Almost everything I know about hell's eschatological aspects I learned from watching Buffy the Vampire Slayer — sort of an interactive "Divine Comedy." Valley-girl Buffy Summers and her Virgil (embodied by tweedy professor Rupert Giles) battle soulless creatures that slither out of the "hell mouth" (conveniently located under the high school), returning the creatures to blazing torment forever.
I would feel bad about this pop theological education, except I'm not alone.
For 700 years, Dante's epic poem — mainly the "Inferno" — has been the source of inspiration for preachers, pastors, and not a few theologians, who promoted hell as a physical place with its own address, zip code, and smoking embers. Add to their oratorical brimstone the fiery images from artists — Gustave DorĂ©, Hieronymous Bosch, or Buffy producer Joss Whedon — and you've got a potent pedagogy.
In 1999, the Catholic Church modernized its teaching on eternal damnation when John Paul II rejected the idea of hell as a physical place. Instead, preached the pope, "Hell is the state of those who freely and definitively separate themselves from God, the source of all life and joy. [It is] a condition resulting from attitudes and actions which people adopt in this life."
As for eternal damnation, he said those who freely choose separation from God have their choice "confirmed with death and seal that choice forever."
No more of Dante's deformed creatures braised on sulfurous coals. Just interminable meaninglessness.
In the early '90s, even evangelical leader Billy Graham eased up on hell.
"When it comes to a literal fire, I don't preach it because I'm not sure about it," Graham said in Time magazine.
"When the scripture uses fire concerning hell, that is possibly an illustration of how terrible it's going to be — not fire but something worse, a thirst for God that cannot be quenched."
All this sparked a heated debate in the ivory towers of theology, where battle lines were drawn between traditionalists who believe the unsaved burn forever, conditionalists who say the unsaved burn for a little while, annihilationists who think unbelievers disappear after death thereby avoiding torment, and universalists who posit that a loving God will ultimately save all. (Tim Lahaye's apocalyptic fantasy series Left Behind continues to make millions off the fray.)

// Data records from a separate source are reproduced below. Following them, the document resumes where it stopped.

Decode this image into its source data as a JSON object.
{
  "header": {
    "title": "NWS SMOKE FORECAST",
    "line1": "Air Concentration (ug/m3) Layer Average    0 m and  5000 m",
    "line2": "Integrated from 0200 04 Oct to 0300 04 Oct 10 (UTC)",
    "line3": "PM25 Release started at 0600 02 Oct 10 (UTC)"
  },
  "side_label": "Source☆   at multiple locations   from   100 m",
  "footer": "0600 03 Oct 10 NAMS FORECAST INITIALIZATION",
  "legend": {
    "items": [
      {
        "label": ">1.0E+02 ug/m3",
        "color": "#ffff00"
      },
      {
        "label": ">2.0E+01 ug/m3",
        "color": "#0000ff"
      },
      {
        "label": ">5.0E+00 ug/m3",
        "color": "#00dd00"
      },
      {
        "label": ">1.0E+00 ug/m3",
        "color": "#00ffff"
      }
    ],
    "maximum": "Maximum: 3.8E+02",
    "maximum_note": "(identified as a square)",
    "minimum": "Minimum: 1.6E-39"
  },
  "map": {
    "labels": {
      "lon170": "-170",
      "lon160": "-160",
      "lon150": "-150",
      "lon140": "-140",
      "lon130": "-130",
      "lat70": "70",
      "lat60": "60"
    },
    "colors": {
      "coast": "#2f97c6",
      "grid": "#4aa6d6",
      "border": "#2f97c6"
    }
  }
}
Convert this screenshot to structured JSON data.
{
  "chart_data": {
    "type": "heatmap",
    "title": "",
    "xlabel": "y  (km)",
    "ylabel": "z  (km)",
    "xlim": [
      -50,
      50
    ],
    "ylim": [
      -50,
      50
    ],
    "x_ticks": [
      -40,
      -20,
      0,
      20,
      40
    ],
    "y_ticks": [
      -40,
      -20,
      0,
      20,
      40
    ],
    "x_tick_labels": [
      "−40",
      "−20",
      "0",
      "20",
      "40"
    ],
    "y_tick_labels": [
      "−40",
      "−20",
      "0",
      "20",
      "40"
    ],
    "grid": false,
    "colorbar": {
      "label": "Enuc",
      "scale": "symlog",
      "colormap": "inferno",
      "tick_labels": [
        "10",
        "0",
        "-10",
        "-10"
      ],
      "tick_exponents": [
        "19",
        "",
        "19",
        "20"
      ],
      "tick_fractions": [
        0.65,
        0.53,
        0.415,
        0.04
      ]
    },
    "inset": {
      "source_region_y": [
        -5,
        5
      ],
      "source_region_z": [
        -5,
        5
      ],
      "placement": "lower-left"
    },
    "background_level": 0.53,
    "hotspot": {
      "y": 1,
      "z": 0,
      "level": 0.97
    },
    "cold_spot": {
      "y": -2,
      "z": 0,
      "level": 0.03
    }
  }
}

Jesus talks a lot about hell. Take Matthew 25 for example: "Feed the hungry. Clothe the naked. Welcome the stranger. Or go to hell." (That's a paraphrase.)
He describes hell as an eternal fire. Whether it is a metaphor, an illustration of the present world, or a prediction about the afterlife, I don't know. But after thinking about it, I do believe that my moral choices have spiritual, non-temporal consequences, in addition to consequences in the here and now. If I denied this, I would deny God's justice.
In central Bosnia, just after the war, a priest showed me a two-sided bronze cross, high on a hill, erected by the Franciscans. One side showed the resurrected Christ in full glory. The other side was Christ as eternal judge. I was drawn to the resurrection side with its emphasis on life and joy. Father Dzolan said the people there preferred the judgment side. Fifteen hundred civilians were killed in that area during the war — neighbor against neighbor. Every family was scarred.
"When people see this cross, they understand that Jesus will be the judge of the wrongs committed, not them," he explained.
"This symbol of Christ as judge then becomes a liberation for them. They are free to begin the act of resurrection."
The best answers to sticky theological questions are usually from those closest to the problem. If you want to know about poverty, ask a poor person. If you want to know about hell, ask someone who's been there.